Merera believes in the self-determination of Oromo people and self-rule under Ethiopia umbrella. His party also wants to make Afan Oromo the co-official language of Ethiopia to empower Oromo people politically, socially and economically. Regarding Oromia secession, he opposes the idea based on mutual strategic and national interest of Oromo and other peoples. Merera has also said Oromo people have historically participated in the creation of modern Ethiopia, including the monarchy. During a parliament discussion with the ruling party, Merera made the observation, "Oromia is the stem of Ethiopia; a stem can not secede, only branches can fall off the stem."
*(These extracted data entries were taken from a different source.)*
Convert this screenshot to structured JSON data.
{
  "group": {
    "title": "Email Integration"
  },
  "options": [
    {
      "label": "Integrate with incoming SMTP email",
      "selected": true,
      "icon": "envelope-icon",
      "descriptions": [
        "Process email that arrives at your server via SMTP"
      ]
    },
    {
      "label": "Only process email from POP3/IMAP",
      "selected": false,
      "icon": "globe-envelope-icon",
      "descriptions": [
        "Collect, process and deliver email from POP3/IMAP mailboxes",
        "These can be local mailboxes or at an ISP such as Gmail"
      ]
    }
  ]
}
OFC was also reported to have made an alliance with another Oromo opposition party named OFDM to form Oromo Federalist Congress (OFC).

As of January 2010, Merera is the co-chairman of the OPC and the chairman of Medrek.

Merera was detained at the Addis Ababa airport in Ethiopia upon his return from Europe in December 2016. The Ethiopian government cites charges of links to "terrorist" and "anti-peace" protest groups. On 3 March 2017, Ethiopian prosecutors formally charged Merera with supporting terrorism, which he denied.

He was put in prison in 2015. He was released from the Kaliti Prison in January 2018.